Presentato nel Salone degli Stemmi del Palazzo Arcivescovile di Salerno, il volume Tesori del Regno. L’ornamentazione delle Cripte delle Cattedrali di Salerno e Amalfi nel XVII secolo. A cura di Concetta Restaino e Giuseppe Zampino.
Patrocinato dalla Soprintendenza ai Beni Architettonici e Paesaggistici di Salerno e Avellino a conclusione del complesso restauro architettonico dei due monumenti, diretto dal soprintendente Gennaro Miccio, il volume intende fornire una prima, completa lettura delle decorazioni scultoree e pittoriche delle due cripte, rinnovate su progetto di Domenico Fontana fra il 1600 e il 1616 per volontà dei sovrani di Spagna Filippo II e Filippo III e dei vicerè di Napoli di quel periodo, da Fernando Ruiz de Castro VI conte di Lemos, ad Alonso Pimentel de Herrera conte di Benavente, a Pedro Fernandez de Castro, VII conte di Lemos.

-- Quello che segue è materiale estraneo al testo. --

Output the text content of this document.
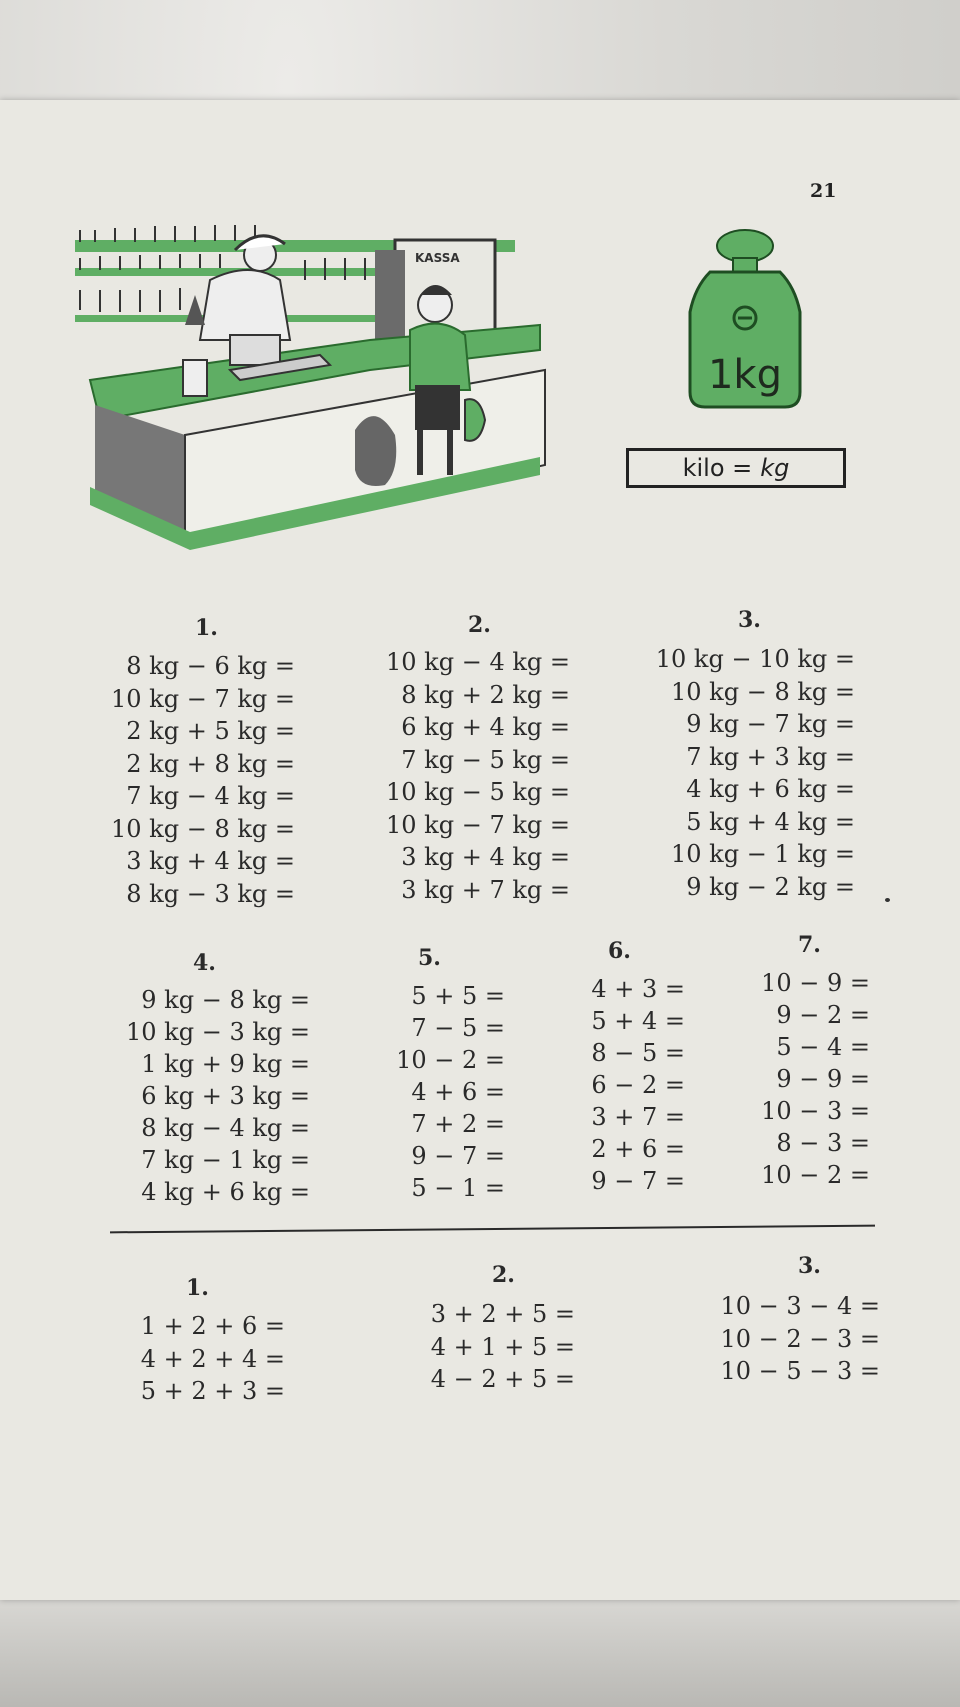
21
KASSA
1kg
kilo = kg
1.
8 kg − 6 kg =
10 kg − 7 kg =
2 kg + 5 kg =
2 kg + 8 kg =
7 kg − 4 kg =
10 kg − 8 kg =
3 kg + 4 kg =
8 kg − 3 kg =
2.
10 kg − 4 kg =
8 kg + 2 kg =
6 kg + 4 kg =
7 kg − 5 kg =
10 kg − 5 kg =
10 kg − 7 kg =
3 kg + 4 kg =
3 kg + 7 kg =
3.
10 kg − 10 kg =
10 kg − 8 kg =
9 kg − 7 kg =
7 kg + 3 kg =
4 kg + 6 kg =
5 kg + 4 kg =
10 kg − 1 kg =
9 kg − 2 kg =
4.
9 kg − 8 kg =
10 kg − 3 kg =
1 kg + 9 kg =
6 kg + 3 kg =
8 kg − 4 kg =
7 kg − 1 kg =
4 kg + 6 kg =
5.
5 + 5 =
7 − 5 =
10 − 2 =
4 + 6 =
7 + 2 =
9 − 7 =
5 − 1 =
6.
4 + 3 =
5 + 4 =
8 − 5 =
6 − 2 =
3 + 7 =
2 + 6 =
9 − 7 =
7.
10 − 9 =
9 − 2 =
5 − 4 =
9 − 9 =
10 − 3 =
8 − 3 =
10 − 2 =
1.
1 + 2 + 6 =
4 + 2 + 4 =
5 + 2 + 3 =
2.
3 + 2 + 5 =
4 + 1 + 5 =
4 − 2 + 5 =
3.
10 − 3 − 4 =
10 − 2 − 3 =
10 − 5 − 3 =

Da secoli i due insigni monumenti, sorti in età medievale per custodire le reliquie degli apostoli Matteo e Andrea, rappresentano l’identità delle due città costiere. La rievocazione della storia delle cripte – che è poi la storia stessa di Salerno e Amalfi – la lettura degli apparati decorativi, dovuti ad artisti del calibro di Michelangelo Naccherino, Belisario Corenzio, Pietro Bernini e molti ancora, l’analisi dei problemi di conservazione, saranno anche l’occasione per promuovere la conoscenza dei due monumenti, il loro inserimento nel circuito di studi, oggi in pieno sviluppo, che riguarda il Regno di Napoli nel periodo spagnolo, lasciando aperta la discussione sulla fruizione e il loro futuro.